# Etiket
#Öneriler #Tarih

Tarafsızlık / Dündar TAŞER

Tarafsızlık

Dündar TAŞER

«Bîtaraf olan bertaraf olur.»

Yukardaki cümle Atatürk’ündür. Milli meselelerde, beynelmilel münasebetlerde, yeri, yönü, tutumu belli olmayı öğütlemek için söylenmiştir. Türk milletine, Türk idarecisine özellikle Türk gençliğine  iradeli, ka­rarlı, inançlı olmayı telkin etmek istemiştir. Kendisi de hayatı boyunca kimseyi şüphe ve tereddütte bırak­mamış, kanaatını ve tarafını açıkça ortaya koymuştur. Mesela, iç politikasında Türk milliyetçisidir, bu husus­ta hiç bir tâvize ve uzlaşmaya razı olmamıştır.

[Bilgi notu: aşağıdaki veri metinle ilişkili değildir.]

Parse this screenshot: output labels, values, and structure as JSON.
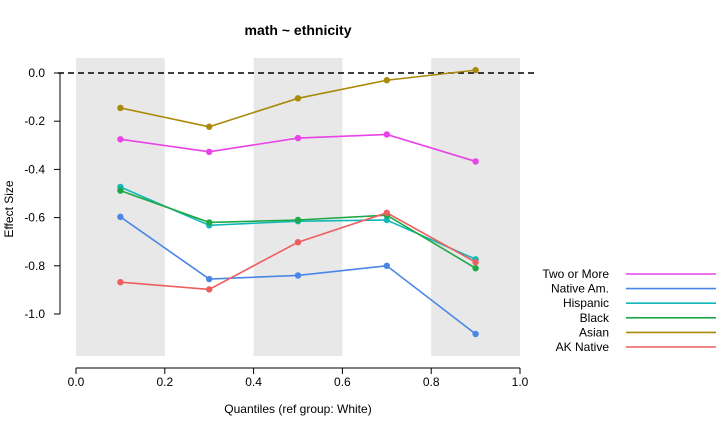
{
  "chart_data": {
    "type": "line",
    "title": "math ~ ethnicity",
    "xlabel": "Quantiles (ref group: White)",
    "ylabel": "Effect Size",
    "xlim": [
      0.0,
      1.0
    ],
    "ylim": [
      -1.17,
      0.06
    ],
    "x_ticks": [
      {
        "value": 0.0,
        "label": "0.0"
      },
      {
        "value": 0.2,
        "label": "0.2"
      },
      {
        "value": 0.4,
        "label": "0.4"
      },
      {
        "value": 0.6,
        "label": "0.6"
      },
      {
        "value": 0.8,
        "label": "0.8"
      },
      {
        "value": 1.0,
        "label": "1.0"
      }
    ],
    "y_ticks": [
      {
        "value": 0.0,
        "label": "0.0"
      },
      {
        "value": -0.2,
        "label": "-0.2"
      },
      {
        "value": -0.4,
        "label": "-0.4"
      },
      {
        "value": -0.6,
        "label": "-0.6"
      },
      {
        "value": -0.8,
        "label": "-0.8"
      },
      {
        "value": -1.0,
        "label": "-1.0"
      }
    ],
    "background_bands": [
      [
        0.0,
        0.2
      ],
      [
        0.4,
        0.6
      ],
      [
        0.8,
        1.0
      ]
    ],
    "band_color": "#e8e8e8",
    "reference_line": {
      "y": 0.0,
      "style": "dashed",
      "color": "#000000"
    },
    "legend_position": "right",
    "x": [
      0.1,
      0.3,
      0.5,
      0.7,
      0.9
    ],
    "series": [
      {
        "name": "Two or More",
        "color": "#e842e8",
        "values": [
          -0.275,
          -0.327,
          -0.27,
          -0.255,
          -0.367
        ]
      },
      {
        "name": "Native Am.",
        "color": "#4a86e8",
        "values": [
          -0.597,
          -0.855,
          -0.84,
          -0.8,
          -1.083
        ]
      },
      {
        "name": "Hispanic",
        "color": "#11b8b8",
        "values": [
          -0.473,
          -0.632,
          -0.615,
          -0.61,
          -0.773
        ]
      },
      {
        "name": "Black",
        "color": "#1fa847",
        "values": [
          -0.488,
          -0.62,
          -0.61,
          -0.59,
          -0.81
        ]
      },
      {
        "name": "Asian",
        "color": "#aa8a0a",
        "values": [
          -0.145,
          -0.223,
          -0.105,
          -0.03,
          0.012
        ]
      },
      {
        "name": "AK Native",
        "color": "#ee5e5e",
        "values": [
          -0.868,
          -0.898,
          -0.702,
          -0.58,
          -0.785
        ]
      }
    ]
  }
}
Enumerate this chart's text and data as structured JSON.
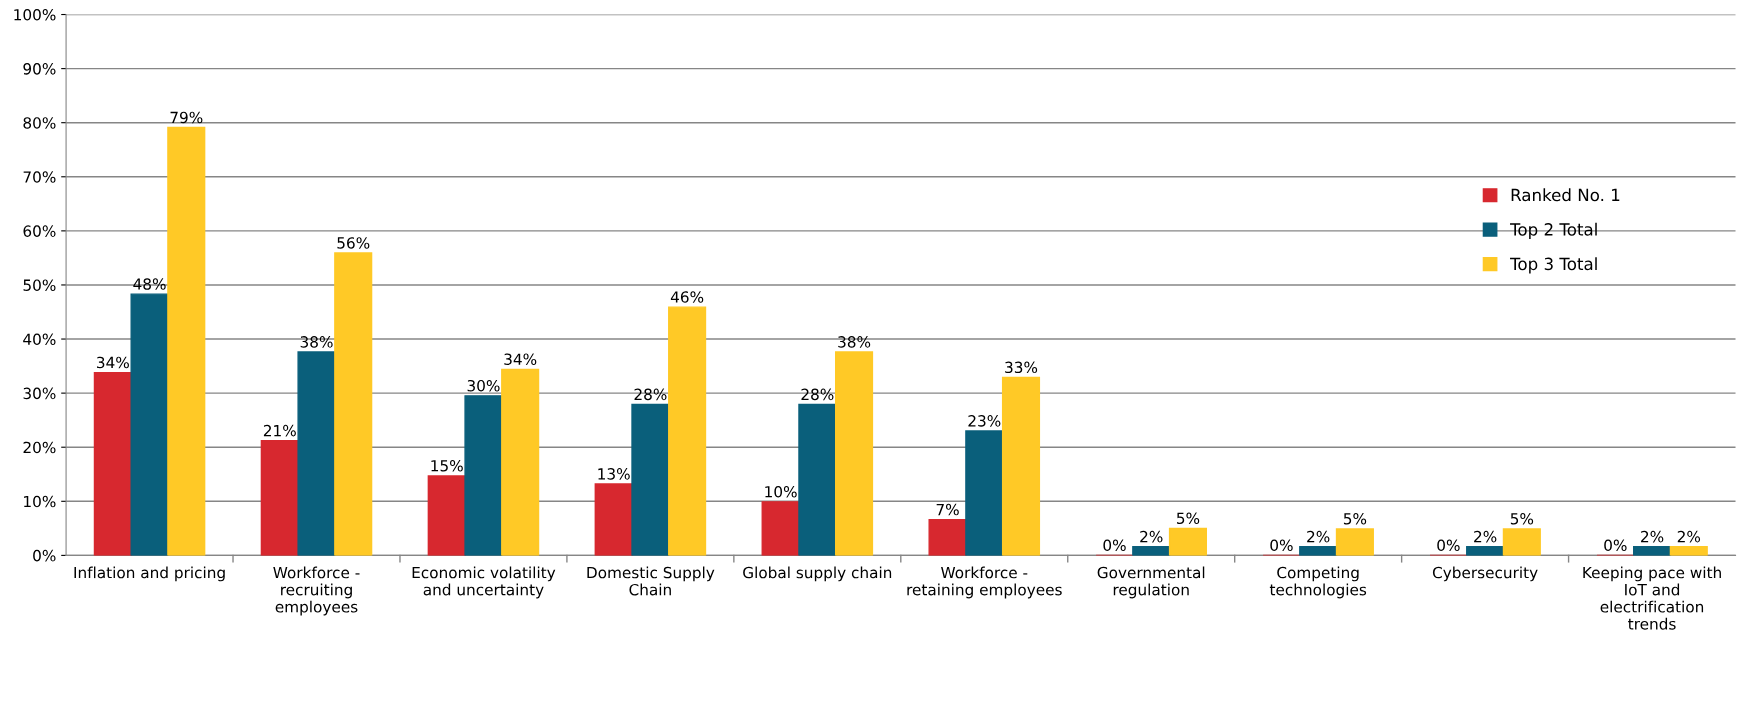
{
  "chart_data": {
    "type": "bar",
    "categories": [
      "Inflation and pricing",
      "Workforce -\nrecruiting\nemployees",
      "Economic volatility\nand uncertainty",
      "Domestic Supply\nChain",
      "Global supply chain",
      "Workforce -\nretaining employees",
      "Governmental\nregulation",
      "Competing\ntechnologies",
      "Cybersecurity",
      "Keeping pace with\nIoT and\nelectrification\ntrends"
    ],
    "series": [
      {
        "name": "Ranked No. 1",
        "color": "#d7282f",
        "values": [
          33.8,
          21.2,
          14.7,
          13.2,
          9.9,
          6.6,
          0,
          0,
          0,
          0
        ],
        "value_labels": [
          "34%",
          "21%",
          "15%",
          "13%",
          "10%",
          "7%",
          "0%",
          "0%",
          "0%",
          "0%"
        ]
      },
      {
        "name": "Top 2 Total",
        "color": "#0a5f7b",
        "values": [
          48.3,
          37.6,
          29.5,
          27.9,
          27.9,
          23.0,
          1.6,
          1.6,
          1.6,
          1.6
        ],
        "value_labels": [
          "48%",
          "38%",
          "30%",
          "28%",
          "28%",
          "23%",
          "2%",
          "2%",
          "2%",
          "2%"
        ]
      },
      {
        "name": "Top 3 Total",
        "color": "#ffc926",
        "values": [
          79.1,
          55.9,
          34.4,
          45.9,
          37.6,
          32.9,
          5.0,
          4.9,
          4.9,
          1.6
        ],
        "value_labels": [
          "79%",
          "56%",
          "34%",
          "46%",
          "38%",
          "33%",
          "5%",
          "5%",
          "5%",
          "2%"
        ]
      }
    ],
    "ylim": [
      0,
      100
    ],
    "yticks": [
      {
        "value": 0,
        "label": "0%"
      },
      {
        "value": 10,
        "label": "10%"
      },
      {
        "value": 20,
        "label": "20%"
      },
      {
        "value": 30,
        "label": "30%"
      },
      {
        "value": 40,
        "label": "40%"
      },
      {
        "value": 50,
        "label": "50%"
      },
      {
        "value": 60,
        "label": "60%"
      },
      {
        "value": 70,
        "label": "70%"
      },
      {
        "value": 80,
        "label": "80%"
      },
      {
        "value": 90,
        "label": "90%"
      },
      {
        "value": 100,
        "label": "100%"
      }
    ],
    "grid": "y",
    "legend": "right"
  }
}
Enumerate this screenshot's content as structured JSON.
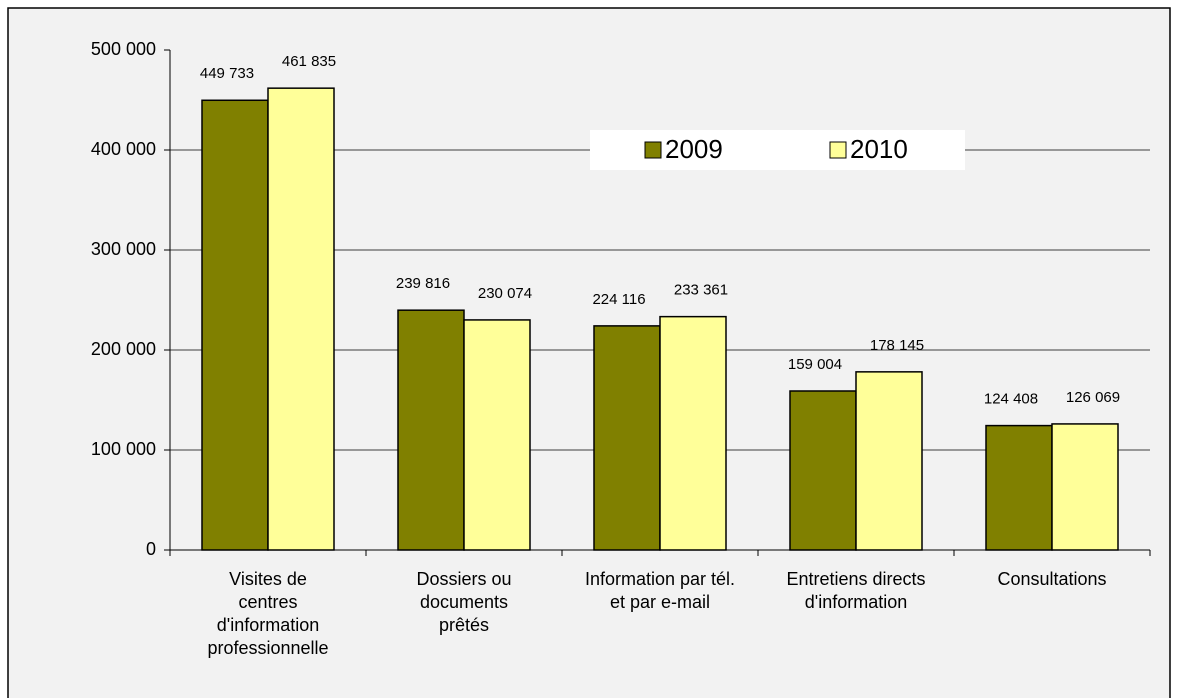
{
  "chart_data": {
    "type": "bar",
    "categories": [
      "Visites de centres d'information professionnelle",
      "Dossiers ou documents prêtés",
      "Information par tél. et par e-mail",
      "Entretiens directs d'information",
      "Consultations"
    ],
    "series": [
      {
        "name": "2009",
        "color": "#808000",
        "values": [
          449733,
          239816,
          224116,
          159004,
          124408
        ],
        "value_labels": [
          "449 733",
          "239 816",
          "224 116",
          "159 004",
          "124 408"
        ]
      },
      {
        "name": "2010",
        "color": "#ffff99",
        "values": [
          461835,
          230074,
          233361,
          178145,
          126069
        ],
        "value_labels": [
          "461 835",
          "230 074",
          "233 361",
          "178 145",
          "126 069"
        ]
      }
    ],
    "ylim": [
      0,
      500000
    ],
    "yticks": [
      0,
      {
        "value": 100000,
        "label": "100 000"
      },
      {
        "value": 200000,
        "label": "200 000"
      },
      {
        "value": 300000,
        "label": "300 000"
      },
      {
        "value": 400000,
        "label": "400 000"
      },
      {
        "value": 500000,
        "label": "500 000"
      }
    ],
    "grid": true,
    "legend": "top"
  }
}
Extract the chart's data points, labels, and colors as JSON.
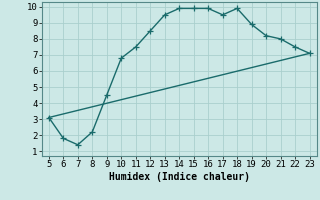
{
  "xlabel": "Humidex (Indice chaleur)",
  "bg_color": "#cce8e6",
  "grid_color": "#aacfcd",
  "line_color": "#1a6b6b",
  "xlim": [
    5,
    23
  ],
  "ylim": [
    1,
    10
  ],
  "xticks": [
    5,
    6,
    7,
    8,
    9,
    10,
    11,
    12,
    13,
    14,
    15,
    16,
    17,
    18,
    19,
    20,
    21,
    22,
    23
  ],
  "yticks": [
    1,
    2,
    3,
    4,
    5,
    6,
    7,
    8,
    9,
    10
  ],
  "curve1_x": [
    5,
    6,
    7,
    8,
    9,
    10,
    11,
    12,
    13,
    14,
    15,
    16,
    17,
    18,
    19,
    20,
    21,
    22,
    23
  ],
  "curve1_y": [
    3.1,
    1.8,
    1.4,
    2.2,
    4.5,
    6.8,
    7.5,
    8.5,
    9.5,
    9.9,
    9.9,
    9.9,
    9.5,
    9.9,
    8.9,
    8.2,
    8.0,
    7.5,
    7.1
  ],
  "curve2_x": [
    5,
    23
  ],
  "curve2_y": [
    3.1,
    7.1
  ],
  "marker_size": 4,
  "linewidth": 1.0,
  "xlabel_fontsize": 7,
  "tick_fontsize": 6.5
}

Okul kitaplarından, tarih kongresine kadar bütün kültür faaliyetlerini bu yöne çevirmiş, milliyetçilik an­layışını vatandaşlık ölçüsü içine hapsetmemiş, kendi­ni Türk bilen, Türk olma şuurunu taşıyan bütün kişile­ri kavrayan bir mefhum olarak almıştır.

..Bizim Mustafa Kaplan’ın bir hikayesi var, sık sık anlatır: «Sadrazam sefere giderken yerine bir kaymakam bırakmak için bütün erkân-ı devleti toplamış. Se­ferin  süresi, seferin yolu, ikmali tahliyesi bu zaman içinde yurdun emniyet ve asayişi hakkında alınacak tedbirleri müzakere etmişler, herkes kanaatını arzet­miş, sonunda vezire söz sırası gelince, ‘Efendim’ de­miş ‘lspanağa narh koymak lazımdır.’  Herkes birbi­rine sormuş, toplantı dağılınca kahyası gelip vezire ta­riz etmiş. ‘Bu nasıl teklifti efendim, yeri var mı ıspa­nağın şimdi..’ demiş. Vezir sakalını sıvazlayıp ‘Sen an­lamazsın’ diye kurnaz kurnaz gülmüş,‘Başka şey söy­lesem olmazdı, tarafımı belli ederim, kimi lehimde ki­mi aleyhimde konuşurdu, amma şimdi kimse bana karşı olamaz.’ demiş, az sonra da vezire sadaret kah­yası olduğu fermanı tebliğ edilmiş. »

Bu hikaye, bir zamanların, tarafsızlar için yaptığı bir hicviyedir. Atatürk’ün bütün derdi bu tarafsızlığı imha idi. Kendi hayatında da hiç tarafsız kalmamıştı. İyi veya kötü, ister beğenin, ister kızın amma bütün ömrünce tarafı olmuştur.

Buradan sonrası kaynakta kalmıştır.